Auf den ersten Blick scheinen sich Badminton und Federball sehr ähnlich zu sein. Bei genauerem Hinsehen zeigen sich aber deutliche Unterschiede – von der Entstehungsgeschichte bis hin zur Spielweise.

 

 

Was Badminton und Federball verbindet

Sowohl beim Badminton als auch beim Federball stehen sind mindestens zwei Spieler gegenüber, die sich mit Hilfe eines Schlägers den Ball zuspielen. Die Spielgeräte unterscheiden sich dabei kaum. Der Ball besteht entweder aus echten Federn und einem Kopf aus Kork oder aus preiswerterem Kunststoff und wiegt rund fünf Gramm.
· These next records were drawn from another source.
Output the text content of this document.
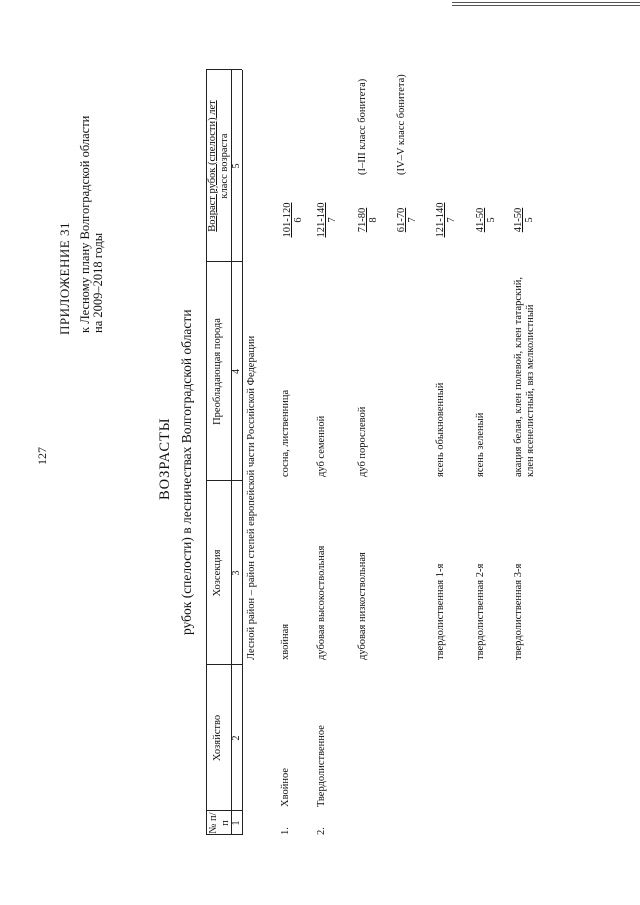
127
ПРИЛОЖЕНИЕ 31 к Лесному плану Волгоградской области на 2009–2018 годы
ВОЗРАСТЫ рубок (спелости) в лесничествах Волгоградской области
№ п/п
Хозяйство
Хозсекция
Преобладающая порода
Возраст рубок (спелости) лет класс возраста
1
2
3
4
5
Лесной район – район степей европейской части Российской Федерации
1.
Хвойное
хвойная
сосна, лиственница
101-120 6
2.
Твердолиственное
дубовая высокоствольная
дуб семенной
121-140 7
дубовая низкоствольная
дуб порослевой
71-80 8
(I–III класс бонитета)
61-70 7
(IV–V класс бонитета)
твердолиственная 1-я
ясень обыкновенный
121-140 7
твердолиственная 2-я
ясень зеленый
41-50 5
твердолиственная 3-я
акация белая, клен полевой, клен татарский, клен ясенелистный, вяз мелколистный
41-50 5
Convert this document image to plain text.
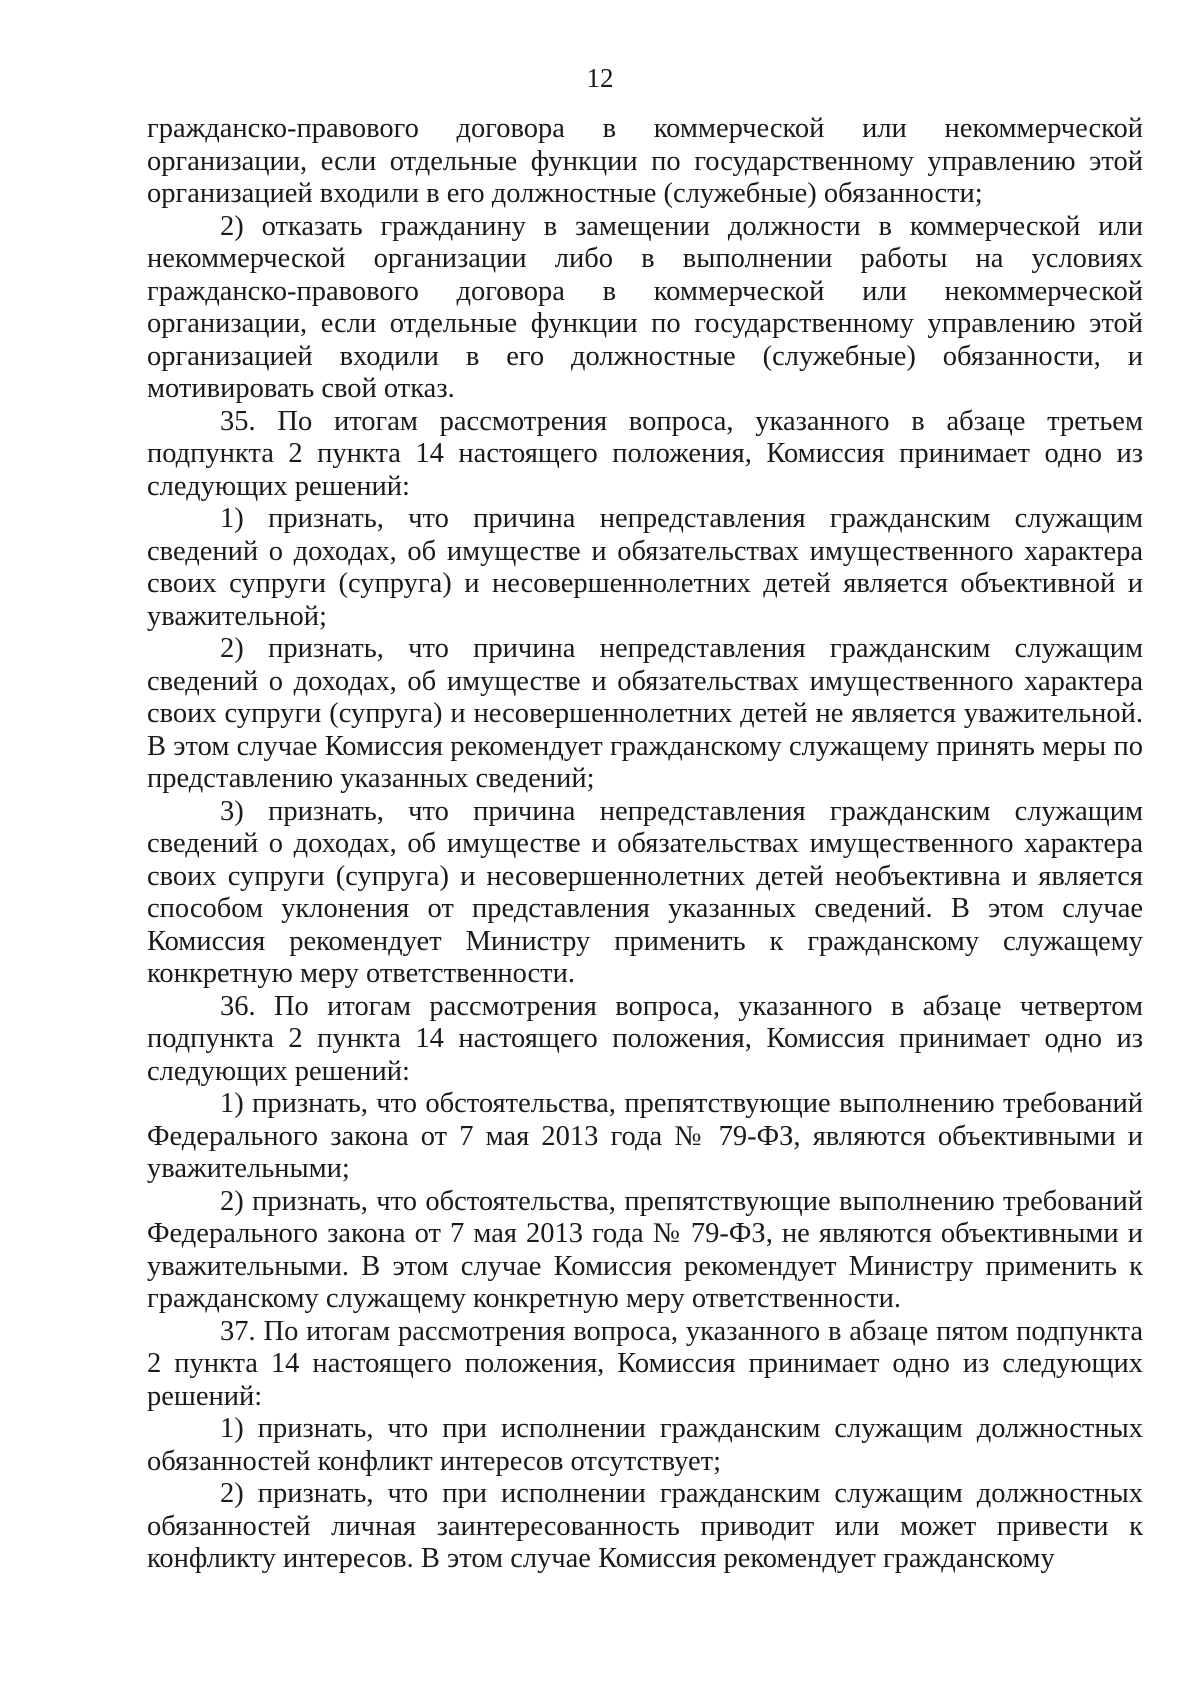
12

гражданско-правового договора в коммерческой или некоммерческой организации, если отдельные функции по государственному управлению этой организацией входили в его должностные (служебные) обязанности;

2) отказать гражданину в замещении должности в коммерческой или некоммерческой организации либо в выполнении работы на условиях гражданско-правового договора в коммерческой или некоммерческой организации, если отдельные функции по государственному управлению этой организацией входили в его должностные (служебные) обязанности, и мотивировать свой отказ.

35. По итогам рассмотрения вопроса, указанного в абзаце третьем подпункта 2 пункта 14 настоящего положения, Комиссия принимает одно из следующих решений:

1) признать, что причина непредставления гражданским служащим сведений о доходах, об имуществе и обязательствах имущественного характера своих супруги (супруга) и несовершеннолетних детей является объективной и уважительной;

2) признать, что причина непредставления гражданским служащим сведений о доходах, об имуществе и обязательствах имущественного характера своих супруги (супруга) и несовершеннолетних детей не является уважительной. В этом случае Комиссия рекомендует гражданскому служащему принять меры по представлению указанных сведений;

3) признать, что причина непредставления гражданским служащим сведений о доходах, об имуществе и обязательствах имущественного характера своих супруги (супруга) и несовершеннолетних детей необъективна и является способом уклонения от представления указанных сведений. В этом случае Комиссия рекомендует Министру применить к гражданскому служащему конкретную меру ответственности.

36. По итогам рассмотрения вопроса, указанного в абзаце четвертом подпункта 2 пункта 14 настоящего положения, Комиссия принимает одно из следующих решений:

1) признать, что обстоятельства, препятствующие выполнению требований Федерального закона от 7 мая 2013 года № 79-ФЗ, являются объективными и уважительными;

2) признать, что обстоятельства, препятствующие выполнению требований Федерального закона от 7 мая 2013 года № 79-ФЗ, не являются объективными и уважительными. В этом случае Комиссия рекомендует Министру применить к гражданскому служащему конкретную меру ответственности.

37. По итогам рассмотрения вопроса, указанного в абзаце пятом подпункта 2 пункта 14 настоящего положения, Комиссия принимает одно из следующих решений:

1) признать, что при исполнении гражданским служащим должностных обязанностей конфликт интересов отсутствует;

2) признать, что при исполнении гражданским служащим должностных обязанностей личная заинтересованность приводит или может привести к конфликту интересов. В этом случае Комиссия рекомендует гражданскому
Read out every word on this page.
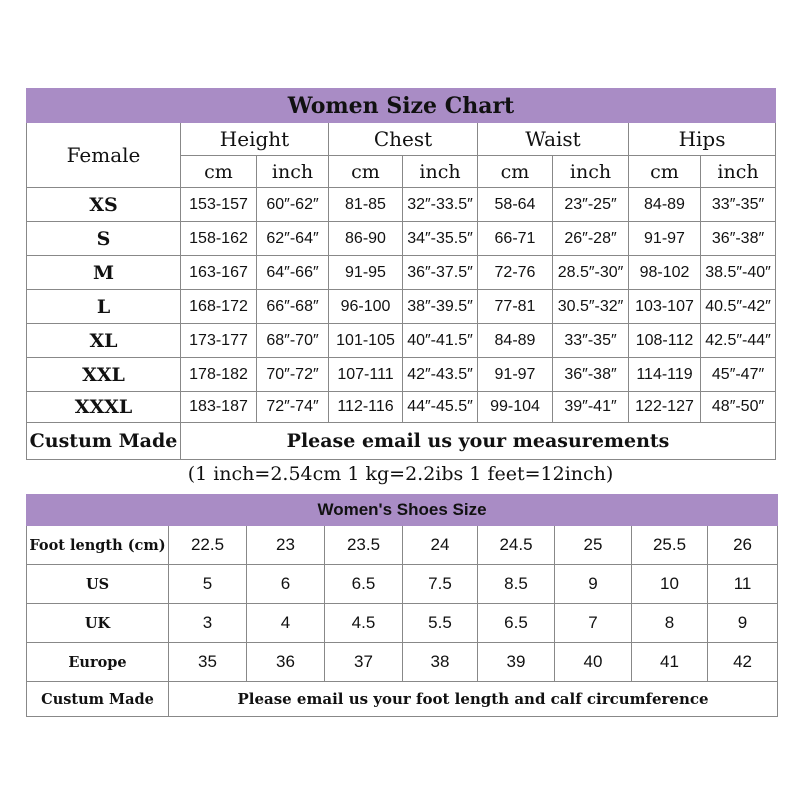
Women Size Chart								
Female	Height		Chest		Waist		Hips	
	cm	inch	cm	inch	cm	inch	cm	inch
XS	153-157	60″-62″	81-85	32″-33.5″	58-64	23″-25″	84-89	33″-35″
S	158-162	62″-64″	86-90	34″-35.5″	66-71	26″-28″	91-97	36″-38″
M	163-167	64″-66″	91-95	36″-37.5″	72-76	28.5″-30″	98-102	38.5″-40″
L	168-172	66″-68″	96-100	38″-39.5″	77-81	30.5″-32″	103-107	40.5″-42″
XL	173-177	68″-70″	101-105	40″-41.5″	84-89	33″-35″	108-112	42.5″-44″
XXL	178-182	70″-72″	107-111	42″-43.5″	91-97	36″-38″	114-119	45″-47″
XXXL	183-187	72″-74″	112-116	44″-45.5″	99-104	39″-41″	122-127	48″-50″
Custum Made	Please email us your measurements							
(1 inch=2.54cm 1 kg=2.2ibs 1 feet=12inch)
Women's Shoes Size								
Foot length (cm)	22.5	23	23.5	24	24.5	25	25.5	26
US	5	6	6.5	7.5	8.5	9	10	11
UK	3	4	4.5	5.5	6.5	7	8	9
Europe	35	36	37	38	39	40	41	42
Custum Made	Please email us your foot length and calf circumference							
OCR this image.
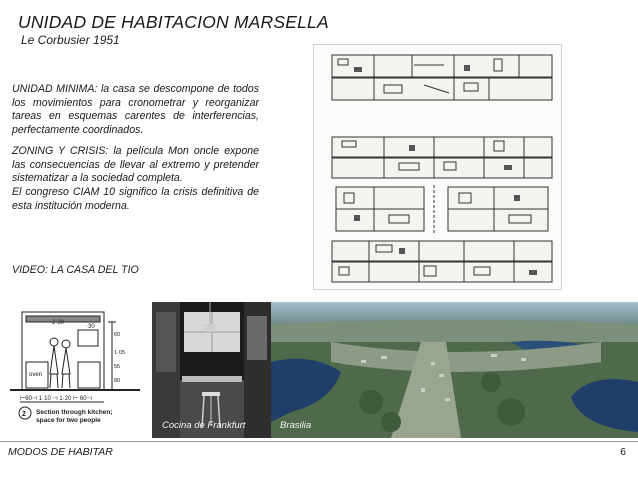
UNIDAD DE HABITACION MARSELLA
Le Corbusier 1951
UNIDAD MINIMA: la casa se descompone de todos los movimientos para cronometrar y reorganizar tareas en esquemas carentes de interferencias, perfectamente coordinados.
ZONING Y CRISIS: la película Mon oncle expone las consecuencias de llevar al extremo y pretender sistematizar a la sociedad completa.
El congreso CIAM 10 significo la crisis definitiva de esta institución moderna.
VIDEO: LA CASA DEL TIO
2·30
·30
60
1·05
55
80
oven
⊢60⊣ 1·10 ⊣ 1·20 ⊢ 60⊣
2 Section through kitchen;
space for two people	Cocina de Frankfurt	Brasilia
MODOS DE HABITAR	6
Der Schläger ist entweder aus dünnem Stahl oder aus Carbon gefertigt. Bestehen Schaft und Kopf aus Stahlrohr, bringt der Schläger rund 120 Gramm auf die Waage. Die moderne Carbon-Variante ist gut ein Drittel leichter. Der Schläger kann sowohl beim Badminton als auch beim Federball eingesetzt werden. Und je steifer sein Rahmen ist, desto präziser lassen sich mit ihm die Bälle spielen.

 

 

Nur Badminton spielt man auf einem Feld

Höchste Präzision ist beim Badminton deutlich stärker gefragt als beim Federball. Denn: Nur beim Badminton gibt es ein klar abgegrenztes Feld. Nur hier kann der Ball also auch im Aus landen, wenn er zu fest geschlagen wird – oder im Netz, wenn ein Schlag zu kurz gerät. Beim Federball ist kein Netz erforderlich. Beim Badminton hingegen sind die Größe der Spielfläche und die Position des Netzes exakt festgelegt. Das Spielfeld ist beim Badminton 13,40 Meter lang und 6,10 Meter breit. Die Grenzen des Feldes werden nach links und rechts durch Seitenlinien begrenzt. Es gibt unterschiedliche Seitenlinien für Einzel- und Doppelbegegnungen. Sind nur zwei Spieler aktiv, gilt die innere Seitenlinie. Sie befindet sich 46 Zentimeter von der Außenlinie für Doppel-Paarungen entfernt. Beim Einzel ist das Spielfeld also insgesamt 92 Zentimeter schmaler. Ebenso gibt es zwei Aufschlaglinien, wiederum eine für das Einzel und eine für das Doppel.

 

 

Miteinander oder gegeneinander

Der Grund, warum beim Badminton eine klar begrenzte Spielfläche und sonstige Regeln existieren, beim Federball hingegen nicht, ist simpel: Beim Federball gibt es ein Miteinander, beim Badminton ein Gegeneinander. Treffen sich zwei Spieler zum Federball, wollen sie den Ball möglichst lange hin und her spielen, ohne dass er zu Boden fällt. Beim Badminton hingegen verfolgt jeder Spieler ganz offensiv das Ziel, dass der Ball den Grund berührt – und zwar in der gegnerischen Hälfte, weil das einen Punkt auf dem eigenen Konto bedeutet. Als wichtigster Unterschied zwischen Badminton und Federball lässt sich also festhalten: Federball ist ein reines Spiel, bei dem der Spaß im Mittelpunkt steht. Badminton hingegen ist ein Sport. Und dabei geht es, wie bei anderen Sportarten auch, um Sieg und Niederlage – allerdings erst seit Ende des 19. Jahrhunderts. Zuvor hatten die Menschen jahrhundertelang reinen Federball gespielt. Die ersten Aufzeichnungen darüber reichen gut 2.000 Jahre zurück und stammen aus Indien. In Europa erlebte der Federball im Zeitalter des Barocks eine echte Blüte. Damals galt das Spiel als eine bevorzugte Freizeitbeschäftigung des Adels.